Par sa résurrection il est le prélude pour tous ceux qui se sont endormis dans la mort et devenu le garant de notre résurrection.

_v.24 « Alors tout sera achevé, ensuite viendra la fin. » Paul se situe déjà à la fin comme si ce que nous vivons actuellement est passager, intermédiaire entre la résurrection de Jésus et la fin.

_v.25.26 Les puissances de la mort et du mal sont abolies mais la mort et le mal sont encore à l’œuvre mais pas d’une manière absolue. C’est le Christ qui exerce tout pouvoir absolu sur la mort et le mal. Il faut qu’il règne c.à.d. que les forces du mal se soumettent au Christ et que son Esprit nous ouvre pleinement à sa loi évangélique et nous introduise dans son Royaume d’amour et que toujours l’amour soit vainqueur. Par notre baptême et donc notre foi au ressuscité en qui nous sommes « renés », nous sommes engagés tout naturellement dans cette lutte contre toute forme de mal. Par notre foi dans la résurrection nous sommes porteurs du Christ ressuscité et de sa victoire définitive.

_Ainsi Dieu sera tout en tous : le ressuscité sera pleinement présent aux croyants dans la plénitude de son Être. Le projet initial de Dieu déjà réalisé pleinement dans le Christ, dans sa mort-résurrection, est en train de se réaliser en plénitude dans les hommes.

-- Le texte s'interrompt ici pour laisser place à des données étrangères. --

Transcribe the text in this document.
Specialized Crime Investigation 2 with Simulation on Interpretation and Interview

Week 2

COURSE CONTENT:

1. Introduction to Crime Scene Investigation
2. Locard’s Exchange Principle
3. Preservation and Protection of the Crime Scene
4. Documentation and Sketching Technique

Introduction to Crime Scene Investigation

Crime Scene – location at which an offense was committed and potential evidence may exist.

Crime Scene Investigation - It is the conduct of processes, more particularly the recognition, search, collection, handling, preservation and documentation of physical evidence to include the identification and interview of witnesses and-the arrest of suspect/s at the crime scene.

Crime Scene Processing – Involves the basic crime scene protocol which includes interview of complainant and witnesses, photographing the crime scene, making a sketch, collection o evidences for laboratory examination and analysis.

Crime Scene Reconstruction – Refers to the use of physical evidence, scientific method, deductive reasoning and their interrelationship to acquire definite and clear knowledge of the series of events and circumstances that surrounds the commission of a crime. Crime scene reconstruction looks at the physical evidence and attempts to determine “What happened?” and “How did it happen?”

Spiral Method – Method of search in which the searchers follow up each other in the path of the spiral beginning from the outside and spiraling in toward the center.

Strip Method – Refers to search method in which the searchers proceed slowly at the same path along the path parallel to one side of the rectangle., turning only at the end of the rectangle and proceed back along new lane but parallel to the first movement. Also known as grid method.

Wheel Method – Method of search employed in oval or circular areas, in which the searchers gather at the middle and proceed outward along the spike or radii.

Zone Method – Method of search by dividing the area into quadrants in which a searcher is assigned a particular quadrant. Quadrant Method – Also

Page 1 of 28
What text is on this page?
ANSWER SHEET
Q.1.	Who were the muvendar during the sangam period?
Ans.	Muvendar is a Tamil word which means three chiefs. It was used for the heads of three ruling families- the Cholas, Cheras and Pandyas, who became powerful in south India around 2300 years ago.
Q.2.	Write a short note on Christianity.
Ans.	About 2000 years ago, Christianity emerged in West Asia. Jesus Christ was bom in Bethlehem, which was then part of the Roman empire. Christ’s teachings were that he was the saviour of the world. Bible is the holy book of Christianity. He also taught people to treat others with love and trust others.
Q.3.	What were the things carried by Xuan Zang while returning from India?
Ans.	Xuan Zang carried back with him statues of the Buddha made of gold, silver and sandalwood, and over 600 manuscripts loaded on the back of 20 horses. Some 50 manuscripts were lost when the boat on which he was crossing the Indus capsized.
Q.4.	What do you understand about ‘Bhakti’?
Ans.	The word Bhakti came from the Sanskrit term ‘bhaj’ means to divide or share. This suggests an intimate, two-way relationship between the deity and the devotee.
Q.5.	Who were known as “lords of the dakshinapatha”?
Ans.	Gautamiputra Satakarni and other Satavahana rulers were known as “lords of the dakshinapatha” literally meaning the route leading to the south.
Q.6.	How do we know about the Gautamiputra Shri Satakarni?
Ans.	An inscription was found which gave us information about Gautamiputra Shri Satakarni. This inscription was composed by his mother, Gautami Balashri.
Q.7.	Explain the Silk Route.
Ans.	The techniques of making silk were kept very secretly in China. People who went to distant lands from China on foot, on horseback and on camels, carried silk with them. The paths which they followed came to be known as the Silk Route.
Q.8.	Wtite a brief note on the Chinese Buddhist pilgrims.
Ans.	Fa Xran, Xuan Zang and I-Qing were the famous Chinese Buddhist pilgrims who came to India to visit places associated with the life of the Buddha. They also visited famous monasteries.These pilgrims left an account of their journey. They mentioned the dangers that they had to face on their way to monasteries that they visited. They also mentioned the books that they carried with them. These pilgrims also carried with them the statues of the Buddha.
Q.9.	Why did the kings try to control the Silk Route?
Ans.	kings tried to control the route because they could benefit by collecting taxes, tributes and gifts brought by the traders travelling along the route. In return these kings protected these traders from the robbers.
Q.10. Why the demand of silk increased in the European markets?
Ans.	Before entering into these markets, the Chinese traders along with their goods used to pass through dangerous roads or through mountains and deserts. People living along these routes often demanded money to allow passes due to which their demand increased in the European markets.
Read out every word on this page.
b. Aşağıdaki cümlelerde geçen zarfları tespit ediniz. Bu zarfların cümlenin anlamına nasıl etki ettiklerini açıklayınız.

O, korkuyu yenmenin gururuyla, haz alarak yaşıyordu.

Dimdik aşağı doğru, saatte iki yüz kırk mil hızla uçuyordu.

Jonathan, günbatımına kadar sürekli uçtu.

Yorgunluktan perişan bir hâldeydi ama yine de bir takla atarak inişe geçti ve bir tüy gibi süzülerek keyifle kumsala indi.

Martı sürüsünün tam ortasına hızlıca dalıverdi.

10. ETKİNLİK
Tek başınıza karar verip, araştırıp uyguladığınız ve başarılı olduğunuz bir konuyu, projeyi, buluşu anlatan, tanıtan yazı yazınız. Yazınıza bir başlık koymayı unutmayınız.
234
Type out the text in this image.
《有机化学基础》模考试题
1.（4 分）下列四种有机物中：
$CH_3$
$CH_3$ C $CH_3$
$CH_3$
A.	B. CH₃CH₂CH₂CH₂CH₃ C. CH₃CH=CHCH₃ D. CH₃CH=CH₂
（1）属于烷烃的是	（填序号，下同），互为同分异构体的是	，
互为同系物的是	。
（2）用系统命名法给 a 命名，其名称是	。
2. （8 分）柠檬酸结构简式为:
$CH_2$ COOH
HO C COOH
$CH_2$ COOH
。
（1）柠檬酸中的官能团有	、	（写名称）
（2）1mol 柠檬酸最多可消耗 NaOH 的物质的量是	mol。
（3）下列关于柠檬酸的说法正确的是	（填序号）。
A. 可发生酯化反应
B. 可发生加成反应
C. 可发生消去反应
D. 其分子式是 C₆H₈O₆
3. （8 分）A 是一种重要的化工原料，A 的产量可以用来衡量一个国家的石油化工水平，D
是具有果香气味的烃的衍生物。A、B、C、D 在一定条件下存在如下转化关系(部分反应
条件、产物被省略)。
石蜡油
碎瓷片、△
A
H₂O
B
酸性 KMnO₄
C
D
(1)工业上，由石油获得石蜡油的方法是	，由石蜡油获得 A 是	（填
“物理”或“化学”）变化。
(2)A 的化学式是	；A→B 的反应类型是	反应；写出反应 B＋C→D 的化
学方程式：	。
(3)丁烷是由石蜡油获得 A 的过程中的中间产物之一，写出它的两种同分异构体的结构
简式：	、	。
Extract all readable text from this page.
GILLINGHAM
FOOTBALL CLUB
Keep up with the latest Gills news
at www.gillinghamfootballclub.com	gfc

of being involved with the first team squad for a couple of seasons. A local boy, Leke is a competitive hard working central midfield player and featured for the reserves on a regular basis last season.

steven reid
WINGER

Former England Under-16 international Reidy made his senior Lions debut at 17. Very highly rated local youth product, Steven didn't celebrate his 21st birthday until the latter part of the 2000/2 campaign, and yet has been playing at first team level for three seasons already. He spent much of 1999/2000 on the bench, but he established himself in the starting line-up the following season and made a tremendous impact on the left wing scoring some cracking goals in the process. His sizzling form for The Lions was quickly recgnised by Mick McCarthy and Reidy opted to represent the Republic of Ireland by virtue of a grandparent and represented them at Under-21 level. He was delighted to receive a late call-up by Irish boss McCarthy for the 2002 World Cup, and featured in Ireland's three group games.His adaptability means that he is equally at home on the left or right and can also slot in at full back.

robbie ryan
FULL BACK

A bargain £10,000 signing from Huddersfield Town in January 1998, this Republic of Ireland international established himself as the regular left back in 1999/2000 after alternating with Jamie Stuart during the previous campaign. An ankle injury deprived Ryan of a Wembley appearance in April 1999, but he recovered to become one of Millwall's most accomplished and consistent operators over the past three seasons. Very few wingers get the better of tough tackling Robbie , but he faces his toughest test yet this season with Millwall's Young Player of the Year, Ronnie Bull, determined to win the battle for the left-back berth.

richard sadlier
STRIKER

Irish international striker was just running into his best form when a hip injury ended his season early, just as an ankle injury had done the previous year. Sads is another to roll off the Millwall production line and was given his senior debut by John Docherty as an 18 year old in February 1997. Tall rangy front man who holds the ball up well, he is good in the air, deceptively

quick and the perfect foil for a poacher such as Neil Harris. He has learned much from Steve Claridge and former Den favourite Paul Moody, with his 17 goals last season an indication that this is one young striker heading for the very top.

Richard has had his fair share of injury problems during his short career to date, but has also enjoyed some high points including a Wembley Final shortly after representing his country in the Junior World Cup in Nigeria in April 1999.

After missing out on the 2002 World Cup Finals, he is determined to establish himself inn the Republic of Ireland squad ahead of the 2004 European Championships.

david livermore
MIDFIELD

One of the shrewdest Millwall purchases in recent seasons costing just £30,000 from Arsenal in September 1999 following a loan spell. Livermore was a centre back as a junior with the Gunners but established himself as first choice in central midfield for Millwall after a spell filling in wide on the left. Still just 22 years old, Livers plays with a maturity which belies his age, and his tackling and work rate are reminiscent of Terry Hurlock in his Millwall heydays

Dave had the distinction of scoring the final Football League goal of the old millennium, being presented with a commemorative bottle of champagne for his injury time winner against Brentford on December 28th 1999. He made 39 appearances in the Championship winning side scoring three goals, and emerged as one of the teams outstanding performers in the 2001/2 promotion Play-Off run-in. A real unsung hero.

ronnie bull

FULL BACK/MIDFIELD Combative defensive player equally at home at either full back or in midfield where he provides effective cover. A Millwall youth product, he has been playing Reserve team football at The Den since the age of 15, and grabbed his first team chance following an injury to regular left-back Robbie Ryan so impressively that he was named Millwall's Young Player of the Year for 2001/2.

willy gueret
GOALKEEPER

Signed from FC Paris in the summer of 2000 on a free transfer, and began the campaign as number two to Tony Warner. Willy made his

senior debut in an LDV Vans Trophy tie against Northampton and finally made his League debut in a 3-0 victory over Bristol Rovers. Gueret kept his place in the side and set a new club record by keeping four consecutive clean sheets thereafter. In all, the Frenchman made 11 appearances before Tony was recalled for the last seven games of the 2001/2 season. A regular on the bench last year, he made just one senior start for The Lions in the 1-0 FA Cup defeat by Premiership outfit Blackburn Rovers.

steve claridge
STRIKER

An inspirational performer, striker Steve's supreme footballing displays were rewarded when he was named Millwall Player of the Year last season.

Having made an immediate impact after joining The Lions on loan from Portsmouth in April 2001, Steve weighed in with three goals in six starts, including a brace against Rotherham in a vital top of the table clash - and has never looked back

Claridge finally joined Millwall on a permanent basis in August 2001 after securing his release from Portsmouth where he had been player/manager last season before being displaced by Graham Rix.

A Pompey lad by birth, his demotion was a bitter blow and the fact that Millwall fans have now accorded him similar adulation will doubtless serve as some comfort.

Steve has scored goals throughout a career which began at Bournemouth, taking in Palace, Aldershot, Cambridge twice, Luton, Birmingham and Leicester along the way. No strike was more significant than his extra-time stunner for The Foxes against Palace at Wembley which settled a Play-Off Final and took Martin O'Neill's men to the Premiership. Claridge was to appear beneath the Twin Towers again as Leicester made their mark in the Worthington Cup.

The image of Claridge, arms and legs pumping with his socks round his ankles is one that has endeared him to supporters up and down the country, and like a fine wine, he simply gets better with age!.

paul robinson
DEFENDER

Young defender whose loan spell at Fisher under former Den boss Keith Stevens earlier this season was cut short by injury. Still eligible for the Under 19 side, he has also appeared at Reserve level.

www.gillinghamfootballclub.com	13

_Pour terminer je vous propose le texte de A. Maillot :
« Le problème est celui-ci : ‘Comment (Christ) règne-t-il, et comment entend-il vaincre tout ce qui s’oppose ici-bas à son règne ?’
Il ne faudrait pas faire du Christ un de ces anciens dieux-sorciers qui assurent la direction du monde à coups de baguette magique (…) Ensuite, le Christ n’est pas Seigneur parce qu’il est le crucifié et le ressuscité, sans autre puissance que celle de son amour. Et ce n’est pas un autre Christ qui est dans le ciel que celui qui était sur la terre. Cet amour, c’est sa puissance et sa faiblesse. C’est ce qui explique la durée de ce temps. L’amour a besoin de temps. Il a besoin du temps. Mais il faut encore se demander comment agit cet amour. S’il est sûr que cet amour pèse sur ceux qui l’ignorent et infléchit leur destinée, il n’en est pas moins vrai a) que l’œuvre de l’amour du Christ n’étant pas achevée, Dieu n’est pas encore ‘tout en tous’, mais a probablement commencé d’être ‘quelque chose’ en ‘beaucoup’ ; b) que cet amour est surtout à l’œuvre par la communauté chrétienne, corps-du-Christ. Et c’est donc par elle, au moins partiellement, que le Christ entend abolir ‘toute domination’, étant bien entendu que l’Église ne dispose que de la puissance de la croix et de la résurrection. C’est-à-dire de leur annonce et de leur mise en application : la prédication de la foi et la pratique de la charité. C’est ainsi que nous faisons avancer le règne du Christ. Certes, comme nous n’avons pas de bons yeux, il nous est impossible d’apercevoir avec netteté la venue du Royaume ou sa croissance ; il n’en est pas moins vrai que nous ne nous attaquons guère, ni par la vigueur de notre annonce ou la réalité de notre amour, aux ‘dominations, aux autorités et aux puissances’. (…) il s’agit ici des forces sur lesquelles ces mêmes autorités se fondent le plus souvent : forces qui, mal utilisées, deviennent celles de l’asservissement, de l’endoctrinement, de l’embrigadement humains. Puissions-nous croire réellement à la vérité et à la puissance de la Résurrection ! »
A. MAILLOT, l’Église au présent, Commentaire de la première épître de St Paul aux Corinthiens, p. 285. Edit Réveil, 1978.